Choosing the right De-icer

Andrew Kousik | December 23, 2015 | General

As temperatures drop, the risk of a nasty slip and fall becomes more common on our streets, sidewalks and even our driveways as we step out of our cars after a long day of work!

A simple solution to preventing these painful spills could be making sure you are using the right de-icer for the temperatures that are occurring!

Sodium chloride or simple rock salt is a cheap AND effective de-icer best known for its ability to dry out icy surfaces. Calcium magnesium acetate (CMA) works differently from rock salt in that it does not form a brine. CMA helps prevent snow particles from sticking to concrete and also helps prevent ice from refreezing, but often leads to slush.

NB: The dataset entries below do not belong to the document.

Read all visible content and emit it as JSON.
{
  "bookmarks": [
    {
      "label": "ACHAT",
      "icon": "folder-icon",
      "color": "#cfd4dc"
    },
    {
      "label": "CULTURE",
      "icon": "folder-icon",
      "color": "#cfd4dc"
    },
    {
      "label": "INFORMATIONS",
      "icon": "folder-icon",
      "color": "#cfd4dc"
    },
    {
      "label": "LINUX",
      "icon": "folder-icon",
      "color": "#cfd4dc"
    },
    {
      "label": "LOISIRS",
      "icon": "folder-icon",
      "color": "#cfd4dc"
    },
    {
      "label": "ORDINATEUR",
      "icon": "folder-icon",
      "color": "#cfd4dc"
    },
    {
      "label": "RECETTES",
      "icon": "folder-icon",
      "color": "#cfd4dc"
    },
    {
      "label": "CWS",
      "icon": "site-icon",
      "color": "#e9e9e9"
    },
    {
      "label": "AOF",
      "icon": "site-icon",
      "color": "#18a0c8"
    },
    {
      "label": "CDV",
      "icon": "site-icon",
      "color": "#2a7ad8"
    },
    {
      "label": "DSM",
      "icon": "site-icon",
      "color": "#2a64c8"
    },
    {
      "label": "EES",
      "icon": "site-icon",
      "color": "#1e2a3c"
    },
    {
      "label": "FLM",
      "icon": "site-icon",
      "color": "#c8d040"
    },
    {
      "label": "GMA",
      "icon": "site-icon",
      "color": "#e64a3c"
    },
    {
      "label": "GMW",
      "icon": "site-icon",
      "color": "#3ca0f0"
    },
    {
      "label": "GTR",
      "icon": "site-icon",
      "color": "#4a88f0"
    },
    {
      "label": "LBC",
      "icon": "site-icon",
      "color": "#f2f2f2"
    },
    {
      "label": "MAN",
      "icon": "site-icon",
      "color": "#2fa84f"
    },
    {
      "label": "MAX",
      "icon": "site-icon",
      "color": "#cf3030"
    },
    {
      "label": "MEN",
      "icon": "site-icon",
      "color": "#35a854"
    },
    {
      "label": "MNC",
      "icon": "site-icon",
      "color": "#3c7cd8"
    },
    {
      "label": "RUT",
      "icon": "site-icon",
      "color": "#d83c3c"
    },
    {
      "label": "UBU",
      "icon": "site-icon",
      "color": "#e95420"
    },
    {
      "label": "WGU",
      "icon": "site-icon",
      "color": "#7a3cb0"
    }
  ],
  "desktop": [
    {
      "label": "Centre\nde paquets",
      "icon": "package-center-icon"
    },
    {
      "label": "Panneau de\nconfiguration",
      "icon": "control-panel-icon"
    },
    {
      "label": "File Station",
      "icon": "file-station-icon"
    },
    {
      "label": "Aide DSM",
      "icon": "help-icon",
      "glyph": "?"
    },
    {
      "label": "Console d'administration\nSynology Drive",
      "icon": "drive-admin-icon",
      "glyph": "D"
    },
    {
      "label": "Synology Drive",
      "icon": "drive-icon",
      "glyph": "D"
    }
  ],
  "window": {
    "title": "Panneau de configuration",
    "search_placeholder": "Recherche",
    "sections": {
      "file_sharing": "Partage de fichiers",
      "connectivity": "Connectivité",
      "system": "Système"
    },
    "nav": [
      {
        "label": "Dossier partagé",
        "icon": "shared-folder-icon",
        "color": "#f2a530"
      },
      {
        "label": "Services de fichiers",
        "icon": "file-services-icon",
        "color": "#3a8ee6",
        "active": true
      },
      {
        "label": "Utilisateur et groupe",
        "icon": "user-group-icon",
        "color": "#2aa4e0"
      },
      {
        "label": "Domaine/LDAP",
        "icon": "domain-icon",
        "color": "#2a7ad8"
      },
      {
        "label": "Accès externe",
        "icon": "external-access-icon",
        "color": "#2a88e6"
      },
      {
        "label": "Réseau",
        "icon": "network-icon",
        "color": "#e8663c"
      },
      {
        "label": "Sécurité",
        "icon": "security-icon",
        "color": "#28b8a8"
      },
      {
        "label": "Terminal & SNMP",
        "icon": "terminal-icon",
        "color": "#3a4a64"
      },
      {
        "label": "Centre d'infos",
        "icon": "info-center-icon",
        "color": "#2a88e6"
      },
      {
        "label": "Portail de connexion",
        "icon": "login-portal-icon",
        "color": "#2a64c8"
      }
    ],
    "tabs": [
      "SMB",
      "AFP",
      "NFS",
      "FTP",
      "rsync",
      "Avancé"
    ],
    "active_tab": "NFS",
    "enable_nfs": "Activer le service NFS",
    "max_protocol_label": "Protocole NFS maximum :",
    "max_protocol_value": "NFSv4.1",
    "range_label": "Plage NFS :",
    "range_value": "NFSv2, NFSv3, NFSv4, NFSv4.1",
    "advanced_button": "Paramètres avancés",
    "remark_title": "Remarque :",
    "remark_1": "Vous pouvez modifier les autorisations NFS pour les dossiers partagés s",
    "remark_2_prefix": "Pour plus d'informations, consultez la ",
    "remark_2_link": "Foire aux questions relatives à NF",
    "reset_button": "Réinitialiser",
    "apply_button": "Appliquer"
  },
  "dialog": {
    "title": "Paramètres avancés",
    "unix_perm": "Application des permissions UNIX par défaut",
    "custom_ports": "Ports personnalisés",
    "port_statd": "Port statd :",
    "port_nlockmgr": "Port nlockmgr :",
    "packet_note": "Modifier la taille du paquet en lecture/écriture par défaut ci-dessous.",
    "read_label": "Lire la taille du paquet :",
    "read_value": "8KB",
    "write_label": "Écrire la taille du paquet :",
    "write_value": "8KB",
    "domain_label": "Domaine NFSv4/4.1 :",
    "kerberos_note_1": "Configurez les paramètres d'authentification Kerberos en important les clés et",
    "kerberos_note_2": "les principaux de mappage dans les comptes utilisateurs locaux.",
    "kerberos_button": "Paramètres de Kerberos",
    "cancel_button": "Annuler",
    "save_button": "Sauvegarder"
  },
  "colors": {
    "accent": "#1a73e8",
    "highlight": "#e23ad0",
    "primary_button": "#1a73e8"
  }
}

When temperatures dip below -5°C, rock salt and CMA are no longer effective, but potassium chloride will still melt ice down to -15°C. Unfortunately, potassium chloride is also the most expensive of non-liquid de-icers, so this ice melt is best used when mixed 50/50 with sodium chloride.

Below -15°C you will have to turn to calcium chloride to keep your pavement free of ice. Calcium chloride can melt ice at temperatures down to -40° C. While this chloride is known to be safe on sidewalks and driveways, it can become corrosive if applied to metals.

Whichever de-icer you choose, remember not to over-salt! Some of the best ice melts have colour added to them which can help you see how much you have actually applied. Salt can become expensive so remember; a little goes a long way!